High Tide Street would connect the towns of Woolwich on the north bank and Silvertown on the south bank, and become a shared public space consisting of a concert hall, library, fish market and oyster bar.
The islands would be connected on flexible hinges and could be reconfigured.
Here's some more from the architect:
Floating delicately between the physical and cultural boundaries of Silvertown and Woolwich, a new inhabitable bridge generates ephemeral connections and constantly shifting spatial configurations, governed by the rhythmic ebb and flow of the Thames.
Londoners can begin to re-territorialise the once vibrant artery of the city in this vacillating new cultural hub for London.
My project began with an intensive programme of time-lapse film studies, historical research and investigative interventions into the broken connections between both the North and South banks of the Thames at Silvertown/ Woolwich and more generally between London and the Thames.
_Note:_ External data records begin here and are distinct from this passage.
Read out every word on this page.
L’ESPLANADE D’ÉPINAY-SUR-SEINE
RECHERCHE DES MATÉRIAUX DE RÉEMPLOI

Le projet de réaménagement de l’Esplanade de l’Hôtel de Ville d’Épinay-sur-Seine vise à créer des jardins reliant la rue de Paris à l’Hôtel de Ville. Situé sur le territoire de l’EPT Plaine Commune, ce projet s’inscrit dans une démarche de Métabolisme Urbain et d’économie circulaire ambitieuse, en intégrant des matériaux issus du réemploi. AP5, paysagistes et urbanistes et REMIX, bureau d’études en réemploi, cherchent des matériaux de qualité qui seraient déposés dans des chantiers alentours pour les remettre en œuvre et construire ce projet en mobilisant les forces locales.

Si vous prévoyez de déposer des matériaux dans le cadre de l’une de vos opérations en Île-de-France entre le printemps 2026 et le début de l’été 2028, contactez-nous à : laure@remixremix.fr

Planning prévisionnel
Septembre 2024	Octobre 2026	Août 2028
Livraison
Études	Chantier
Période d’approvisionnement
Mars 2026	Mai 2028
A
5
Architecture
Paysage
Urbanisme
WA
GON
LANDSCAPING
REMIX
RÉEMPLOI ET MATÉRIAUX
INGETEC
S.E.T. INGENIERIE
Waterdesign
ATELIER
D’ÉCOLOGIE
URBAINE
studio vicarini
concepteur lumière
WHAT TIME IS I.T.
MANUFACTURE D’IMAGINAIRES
As the interventions developed, the brief set up a series of questions: how could the Thames be reoccupied and reconnected with London, using the contrapuntal dynamics of the ebb and flow of the tide as a generator for new, unusual spatial configurations and connections with London's main artery?
The programme proposes for a new cultural 'high street' for Silvertown/ Woolwich/ London, including a Thames Oyster bar, a floating library, a concert hall and fish market, all continuously shifting with the tide. New connections are made with the river both locally and for the whole of London.